No matter how important the men in our lives are, and they are, they cannot replace the role of other women in our lives. It is a biological impossibility. Women need other women to work out who they are and what they want to be, and in particular, to work out how they process aggression, envy and eroticism. When these aspects of the self are repudiated, they continue to manifest in women’s lives through bodily experiences — from not being satisfied with their appearance to not being able to enjoy sexuality, and everything in between. In search of validation, women might turn to the male gaze as objects of desire, like Marilyn did. Or they might hold other women up as a mirror that reflects the “ideal” so they become the object of envy, jealousy and competitiveness-precisely what happened to Monroe. What circulated between Marilyn and other women was an unresolved image of woman. An image that many women struggle with. Marilyn’s public image reflected a masculine desire for an innocent yet sexy woman who did not bring any complexity along with her sexuality. “In fact,” Monroe is quoted as saying toward the end of her career, “my popularity seems almost entirely a masculine phenomenon.” Despite the fact that she played to it, Monroe disliked Hollywood’s promotion of her as a sex symbol, and she was explicit about the sexual exploitation that accompanied her career, as well as the history of sexual abuse that was part of her childhood. She spoke up and made it possible for many women to begin to speak about similar abuses.

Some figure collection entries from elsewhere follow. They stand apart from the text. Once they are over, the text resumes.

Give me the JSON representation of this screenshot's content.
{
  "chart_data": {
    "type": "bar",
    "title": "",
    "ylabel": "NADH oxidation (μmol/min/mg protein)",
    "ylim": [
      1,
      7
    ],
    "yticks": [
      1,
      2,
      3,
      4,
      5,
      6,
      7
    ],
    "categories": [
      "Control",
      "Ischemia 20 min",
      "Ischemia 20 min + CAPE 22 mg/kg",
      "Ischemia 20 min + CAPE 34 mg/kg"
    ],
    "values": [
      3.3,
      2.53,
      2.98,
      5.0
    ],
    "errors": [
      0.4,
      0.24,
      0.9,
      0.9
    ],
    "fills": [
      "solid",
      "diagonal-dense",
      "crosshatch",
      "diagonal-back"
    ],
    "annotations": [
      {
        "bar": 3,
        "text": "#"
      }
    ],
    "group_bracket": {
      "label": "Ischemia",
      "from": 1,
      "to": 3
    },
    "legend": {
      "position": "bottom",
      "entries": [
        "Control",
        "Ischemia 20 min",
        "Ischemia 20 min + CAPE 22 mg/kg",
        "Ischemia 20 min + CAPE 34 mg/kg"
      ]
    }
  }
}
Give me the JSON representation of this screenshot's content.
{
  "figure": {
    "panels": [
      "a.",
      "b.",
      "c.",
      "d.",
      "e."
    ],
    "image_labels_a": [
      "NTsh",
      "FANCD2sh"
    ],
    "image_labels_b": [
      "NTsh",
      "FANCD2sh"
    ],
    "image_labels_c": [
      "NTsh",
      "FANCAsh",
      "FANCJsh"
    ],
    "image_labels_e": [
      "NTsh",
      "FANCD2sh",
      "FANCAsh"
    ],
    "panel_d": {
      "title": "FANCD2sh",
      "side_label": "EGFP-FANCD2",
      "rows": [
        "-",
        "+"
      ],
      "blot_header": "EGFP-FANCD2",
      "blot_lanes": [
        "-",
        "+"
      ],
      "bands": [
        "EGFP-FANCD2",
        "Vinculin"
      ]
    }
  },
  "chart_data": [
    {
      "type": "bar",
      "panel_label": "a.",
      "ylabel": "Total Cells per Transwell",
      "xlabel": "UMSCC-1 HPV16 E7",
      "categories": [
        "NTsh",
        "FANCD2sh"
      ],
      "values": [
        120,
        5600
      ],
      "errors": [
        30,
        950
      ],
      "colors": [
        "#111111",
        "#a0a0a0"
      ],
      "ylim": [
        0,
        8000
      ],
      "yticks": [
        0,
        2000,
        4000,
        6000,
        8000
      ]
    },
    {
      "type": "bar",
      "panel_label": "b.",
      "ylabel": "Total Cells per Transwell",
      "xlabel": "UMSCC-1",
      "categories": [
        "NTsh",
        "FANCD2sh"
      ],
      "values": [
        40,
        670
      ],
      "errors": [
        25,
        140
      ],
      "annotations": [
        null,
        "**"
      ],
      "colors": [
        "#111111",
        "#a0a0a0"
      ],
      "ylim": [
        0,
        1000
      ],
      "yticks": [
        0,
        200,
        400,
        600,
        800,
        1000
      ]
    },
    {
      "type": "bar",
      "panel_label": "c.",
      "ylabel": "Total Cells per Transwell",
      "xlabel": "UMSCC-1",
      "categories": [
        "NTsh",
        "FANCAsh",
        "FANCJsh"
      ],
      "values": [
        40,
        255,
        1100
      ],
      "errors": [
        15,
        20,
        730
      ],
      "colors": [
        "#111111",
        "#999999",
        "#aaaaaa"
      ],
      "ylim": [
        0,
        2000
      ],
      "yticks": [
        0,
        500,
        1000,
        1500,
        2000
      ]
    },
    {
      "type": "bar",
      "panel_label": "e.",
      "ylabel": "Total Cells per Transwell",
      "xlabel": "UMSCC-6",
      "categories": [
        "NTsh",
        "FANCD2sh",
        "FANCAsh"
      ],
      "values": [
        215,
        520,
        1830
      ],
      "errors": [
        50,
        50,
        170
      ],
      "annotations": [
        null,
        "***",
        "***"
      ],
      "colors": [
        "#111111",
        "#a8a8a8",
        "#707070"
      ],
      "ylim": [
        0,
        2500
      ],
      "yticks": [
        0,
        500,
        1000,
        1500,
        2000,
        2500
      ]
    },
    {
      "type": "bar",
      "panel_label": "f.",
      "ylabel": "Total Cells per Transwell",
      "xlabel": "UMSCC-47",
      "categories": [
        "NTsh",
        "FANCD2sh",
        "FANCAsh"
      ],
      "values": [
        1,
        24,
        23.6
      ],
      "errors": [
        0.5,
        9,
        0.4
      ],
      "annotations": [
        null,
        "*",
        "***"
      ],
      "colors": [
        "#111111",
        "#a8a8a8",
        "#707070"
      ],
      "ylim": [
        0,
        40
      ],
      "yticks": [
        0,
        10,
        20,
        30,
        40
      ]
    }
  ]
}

Like many women of her generation, Marilyn sought to live out her idea of the woman she wanted to be through the men she chose as husbands. First there was the merchant marine James Dougherty, who saved her from yet another foster home when she was only 16. Then came Joe DiMaggio, the homespun jock who softened her image with the promise of the American dream, and finally there was Arthur Miller the intellectual who provided proof that she was in fact, more than a sex symbol. With Miller, Marilyn attempted to have a child, but becoming a mother was not to be for her. Monroe continued to struggle with her image and the woman she was and wanted to be throughout her short life. Along the way she was betrayed many times, by the men in her life, by the media and the press, by her psychoanalysts, and, sadly to say, by women who did not want to see themselves in her and disowned her. I like to think that she would have fared better in the post-feminism era.
Marilyn’s story is still relevant today because women continue to struggle with the same issues despite that there are more possibilities to who and what we can be, when and if one can use the space and possibility to become a woman. Monroe’s trajectory as a woman mirrors the construction of WOMAN, and its many embodied and socio-cultural meanings. As women we are always negotiating between daughter and self, child and woman, as we articulate our subjectivity. Feminine sexuality and subjectivity require other women in order to be elaborated and understood. Despite the glamour and furor that surrounded her, Marilyn Monroe was a woman in search of herself, a woman in process – a woman like you and I.